Il CdS opera un bilanciamento di interessi tra i principi costituzionali in rilievo nella questione da decidere, evidenziando che tra l’interesse dei singoli espresso nel loro diritto di auto determinarsi e l’interesse pubblico alla salute ed alla sicurezza, previsto anche dall’art. 32 della Costituzione, è sicuramente quest’ultimo da valutare come prevalente di guisa che non deriverebbe l’attualità del pregiudizio, requisito indispensabile all’accoglimento del ricorso in via cautelare.

La prevalenza dell’interesse alla tutela della salute e sicurezza pubblica non è stato il solo aspetto valutato nel giudizio di bilanciamento non potendosi sottovalutare un altro importantissimo interesse collettivo, posto anche alla base della ratio del decreto emanato dal Governo Draghi, ovvero la necessità della ripresa economica e sociale delle attività.
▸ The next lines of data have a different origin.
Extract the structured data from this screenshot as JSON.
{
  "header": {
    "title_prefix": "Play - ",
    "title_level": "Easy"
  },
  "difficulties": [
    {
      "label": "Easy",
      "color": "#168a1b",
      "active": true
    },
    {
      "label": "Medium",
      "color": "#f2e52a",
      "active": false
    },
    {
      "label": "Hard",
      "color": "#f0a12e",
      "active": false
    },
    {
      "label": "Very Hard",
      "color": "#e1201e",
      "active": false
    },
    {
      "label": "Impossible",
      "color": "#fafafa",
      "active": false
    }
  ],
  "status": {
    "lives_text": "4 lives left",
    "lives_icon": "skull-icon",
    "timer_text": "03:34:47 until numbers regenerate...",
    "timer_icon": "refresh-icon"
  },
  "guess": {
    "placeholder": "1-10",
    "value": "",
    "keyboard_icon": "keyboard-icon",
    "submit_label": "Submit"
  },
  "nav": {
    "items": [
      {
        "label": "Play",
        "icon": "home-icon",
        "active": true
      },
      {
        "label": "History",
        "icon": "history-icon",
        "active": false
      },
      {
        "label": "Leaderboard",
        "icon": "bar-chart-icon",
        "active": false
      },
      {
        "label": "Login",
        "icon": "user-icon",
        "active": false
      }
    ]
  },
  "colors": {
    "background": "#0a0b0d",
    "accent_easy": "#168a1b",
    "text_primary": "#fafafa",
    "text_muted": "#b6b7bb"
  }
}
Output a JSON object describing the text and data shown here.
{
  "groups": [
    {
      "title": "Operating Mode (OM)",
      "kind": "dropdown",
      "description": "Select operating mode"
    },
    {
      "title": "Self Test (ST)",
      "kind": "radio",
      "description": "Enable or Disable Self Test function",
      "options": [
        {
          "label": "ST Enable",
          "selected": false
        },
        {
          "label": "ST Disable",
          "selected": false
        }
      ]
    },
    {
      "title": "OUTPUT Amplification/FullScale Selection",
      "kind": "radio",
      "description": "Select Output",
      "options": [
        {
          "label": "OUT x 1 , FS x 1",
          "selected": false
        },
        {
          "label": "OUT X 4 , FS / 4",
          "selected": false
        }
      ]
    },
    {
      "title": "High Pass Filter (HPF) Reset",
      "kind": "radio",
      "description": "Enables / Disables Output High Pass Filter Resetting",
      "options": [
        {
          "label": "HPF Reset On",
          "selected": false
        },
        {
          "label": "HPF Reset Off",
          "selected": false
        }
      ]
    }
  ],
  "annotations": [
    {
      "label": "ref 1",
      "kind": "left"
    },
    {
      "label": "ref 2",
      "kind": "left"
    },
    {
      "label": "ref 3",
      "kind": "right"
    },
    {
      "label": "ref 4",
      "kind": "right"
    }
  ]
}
Sul rilievo della presunta violazione dell’EU 679/16, chiaro è stato il dictat dell’Autorità Garante della Protezione dei Dati Presonali: essersi sottoposti al vaccino resta un dato sottoposto al controllo esclusivo del medico competente che potrà stabilire l’idoneità alla mansione del lavoratore, mai del datore di lavoro. Tuttavia, la verifica del possesso del green pass è un controllo esercitabile sia dal datore di lavoro che da un incaricato ad hoc in quanto dal controllo nulla si evince su tale condizione (vaccinato/non vaccinato), pertanto non è possibile raccogliere dati particolari ex art. 9 GDPR ma solamente “spuntare” la presenza del green pass, condotta dalla quale non consegue alcun trattamento illecito dei dati personali.